As for video content, I found the dialogue clear, with a good amount of weight behind the voices. Say goodbye to tinny-sounding people.
What really surprised me was big movie setpieces with high production value. I watched Wall-E, the scene where he uses a fire extinguisher to zip about in space. Then I watched The Last Jedi, with all manner of laser fire going off in the opening scene.
The accuracy and spread of effects placement was astonishing. The stereo image was so wide and solid that occasionally I felt the effects begin to reach behind me.
And it gets even better if you pair the Sonos Beam with a pair of rear speakers (two Sonos One units). A scene from the end of Stranger Things season 1, where Nancy and Jonathan discover the portal in the woods, was super-immersive. There was palpable menace throughout; I felt the panic in the actors’ voices, and the precision of rustling leaves succeeded in transporting me to that creepy forest.

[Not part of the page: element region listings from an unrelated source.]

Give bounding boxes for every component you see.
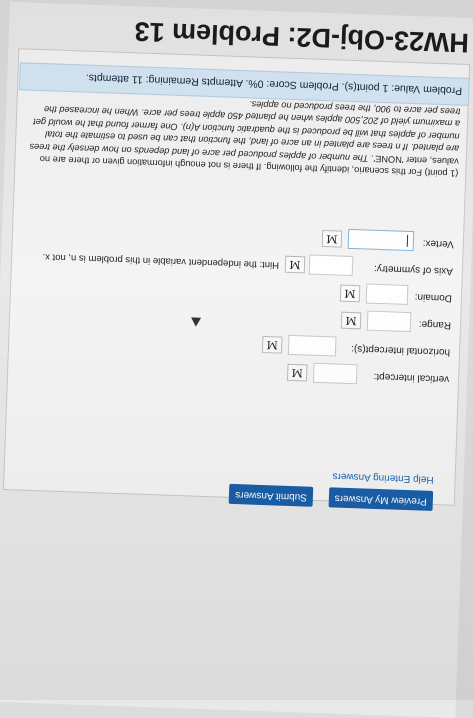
text-cursor [406,234,409,247]
preview-answers-button[interactable]: Preview My Answers [328,487,434,511]
equation-editor-icon[interactable]: M [339,284,361,303]
axis-input[interactable] [308,254,354,277]
domain-input[interactable] [365,283,409,305]
vintercept-input[interactable] [312,362,358,385]
hintercept-input[interactable] [287,334,337,357]
mouse-pointer-icon [190,317,202,327]
domain-label: Domain: [414,291,453,304]
webwork-page: HW23-Obj-D2: Problem 13 Problem Value: 1… [0,1,473,718]
vertex-input[interactable] [347,228,415,252]
vertex-label: Vertex: [422,237,455,250]
submit-answers-button[interactable]: Submit Answers [228,483,314,507]
page-title: HW23-Obj-D2: Problem 13 [133,16,470,58]
equation-editor-icon[interactable]: M [284,255,306,274]
photo-scene: HW23-Obj-D2: Problem 13 Problem Value: 1… [0,0,473,718]
problem-text: (1 point) For this scenario, identify th… [26,90,460,179]
equation-editor-icon[interactable]: M [321,229,343,248]
equation-editor-icon[interactable]: M [261,335,283,354]
equation-editor-icon[interactable]: M [340,311,362,330]
range-label: Range: [418,318,452,331]
equation-editor-icon[interactable]: M [286,363,308,382]
range-input[interactable] [366,310,412,333]
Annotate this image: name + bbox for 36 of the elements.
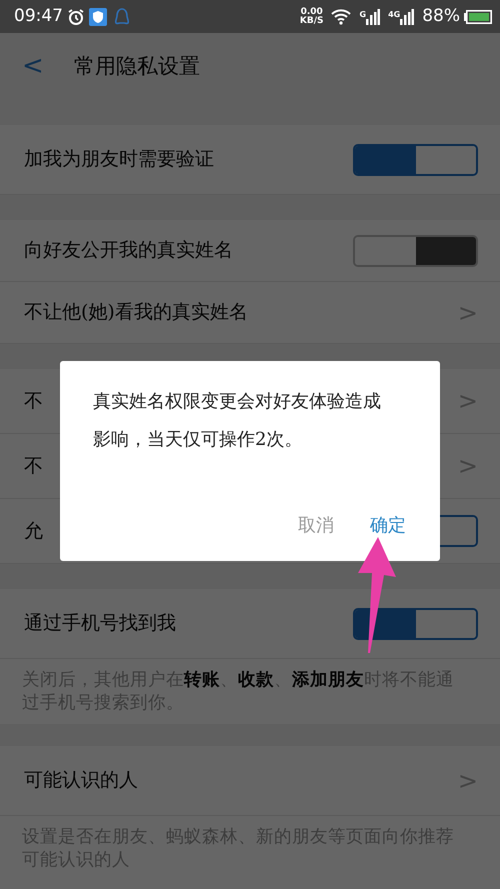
row-label: 向好友公开我的真实姓名 [24, 238, 233, 264]
confirm-button[interactable]: 确定 [366, 510, 410, 541]
row-label: 不 [24, 388, 43, 414]
back-button[interactable]: < [22, 47, 44, 86]
chevron-right-icon: > [458, 294, 478, 330]
chevron-right-icon: > [458, 448, 478, 484]
signal-icon [400, 8, 414, 24]
toggle-switch[interactable] [353, 234, 478, 266]
wifi-icon [331, 8, 352, 24]
row-label: 可能认识的人 [24, 768, 138, 794]
shield-icon [89, 8, 107, 26]
row-label: 不 [24, 454, 43, 479]
alarm-icon [67, 8, 85, 26]
settings-row[interactable]: 通过手机号找到我 [0, 589, 500, 659]
network-speed: 0.00 KB/S [300, 8, 324, 26]
chevron-right-icon: > [458, 762, 478, 798]
toggle-switch[interactable] [353, 144, 478, 176]
settings-row[interactable]: 加我为朋友时需要验证 [0, 125, 500, 195]
network-type-label: G [359, 8, 366, 20]
chevron-right-icon: > [458, 383, 478, 419]
signal-icon [366, 8, 380, 24]
dialog-message: 真实姓名权限变更会对好友体验造成影响，当天仅可操作2次。 [93, 390, 382, 452]
battery-icon [464, 10, 492, 24]
row-label: 加我为朋友时需要验证 [24, 147, 214, 172]
clock-time: 09:47 [14, 4, 63, 28]
network-type-label: 4G [388, 8, 400, 20]
cancel-button[interactable]: 取消 [294, 510, 338, 541]
row-label: 不让他(她)看我的真实姓名 [24, 300, 248, 326]
toggle-switch[interactable] [353, 608, 478, 640]
settings-row[interactable]: 不让他(她)看我的真实姓名 > [0, 282, 500, 344]
page-title: 常用隐私设置 [74, 52, 200, 80]
settings-row[interactable]: 可能认识的人 > [0, 746, 500, 816]
row-label: 允 [24, 518, 43, 544]
settings-row[interactable]: 向好友公开我的真实姓名 [0, 220, 500, 282]
battery-percent: 88% [422, 4, 460, 28]
row-label: 通过手机号找到我 [24, 611, 176, 636]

What about the Sonos Beam versus the Sonos Playbar? Sonos regards the Playbar as the more powerful option. It shifts more air and offers deeper bass, which is good for annoying the neighbours. But the Beam isn’t far off, considering the price difference. It’s an agile, versatile device – and a lot easier to accommodate.
The following are a few Sonos Beam set-up tips. If you have an iPhone, make sure you use the Trueplay feature to calibrate the soundbar’s audio for your room. It takes into account the amount of space and reflections for a more balanced tonal performance – and it totally works.
Also, you’ll find a ‘Loudness’ option under the EQ menu – this isn’t to make things louder at all. You’ll want to turn this on to hear bass at lower (late night) volumes. But maybe turn it off for loud movie nights, since I feel it compresses the dynamic range a little.
Related: Best Bluetooth speakers
Should I buy the Sonos Beam?
This soundbar does a bit of everything and does it well. It excels at both music and movie soundtracks.
It fits seamlessly into Sonos’ existing network of multi-room speakers, and has no problem fulfilling its promise of controlling TVs and Amazon Fire TV devices. Integrated Alexa support works as well on the Sonos Beam as it does on Amazon’s own Echo products.
The platform-agnostic inclusivity is a healthy approach, and I wish more tech companies would think this way.
All of that, and it’s far more affordable than the Sonos Playbar and Playbase – still viable options if you want a little extra power at the sacrifice of some smart functionality.
The best compact soundbar you can buy.